Target	Rationale	RNA silencing agent	Silencing method	Developmental stage
		AKCEA-APO(a)RX IONIS-APO(a)RX	Antisense oligonucleotide (GalNAc complex)	Demonstrated Lp(a) reduction in Phase II [53]
		AMG890 Olpasiran	siRNA	Phase I (NCT03626662) Phase II (NCT04270760)
Apolipoprotein CIII	Lowers serum triglycerides	Volanesorsen	Antisense oligonucleotide	In clinical use
		AKCEA-APOCIII-LRX	Antisense oligonucleotide	Phase III (NCT04568434)
Apolipoprotein B	Apolipoprotein B is an essential component of atherogenic lipoproteins, including LDL	Mipomersen	Antisense oligonucleotide	In clinical use
ANGPTL3	ANGPTL3 inhibition reduces triglyceride and LDL and lowers cardiovascular risk	AKCEA-ANGPTL3-LRX	GalNAc-conjugated antisense oligonucleotide	Improved lipid profile in phase I trial [54] Awaiting results of phase II trial (NCT03371355)
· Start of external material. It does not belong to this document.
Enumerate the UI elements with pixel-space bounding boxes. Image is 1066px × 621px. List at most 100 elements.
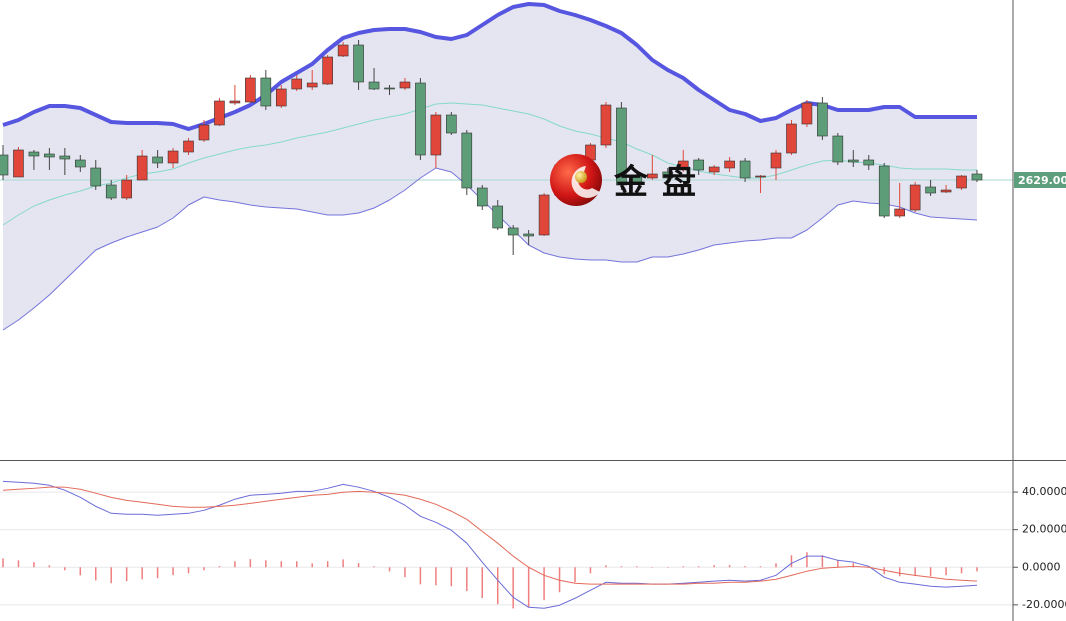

PCSK9	PCSK9 inhibition increases LDL-R density on hepatocytes and improves LDL particle clearance from the blood	Inclisiran	siRNA	Phase III [23]
		AZD8233	Antisense oligonucleotide (orally available)	Preclinical studies [52]

Conclusions

Pooled analysis of three recent ORION trials has demonstrated that twice-yearly administration of inclisiran reduces LDL-C by 50% in a range of patient groups, with only mild adverse effects. Inclisiran, therefore, is a safe, effective approach to the reduction of LDL-C. The results of the phase-3 ORION-4 outcomes study are eagerly awaited and will demonstrate the effectiveness of inclisiran against hard clinical outcomes. Further promising RNA silencing technologies directed at a variety of biological targets have the potential to improve the management of dyslipidaemias.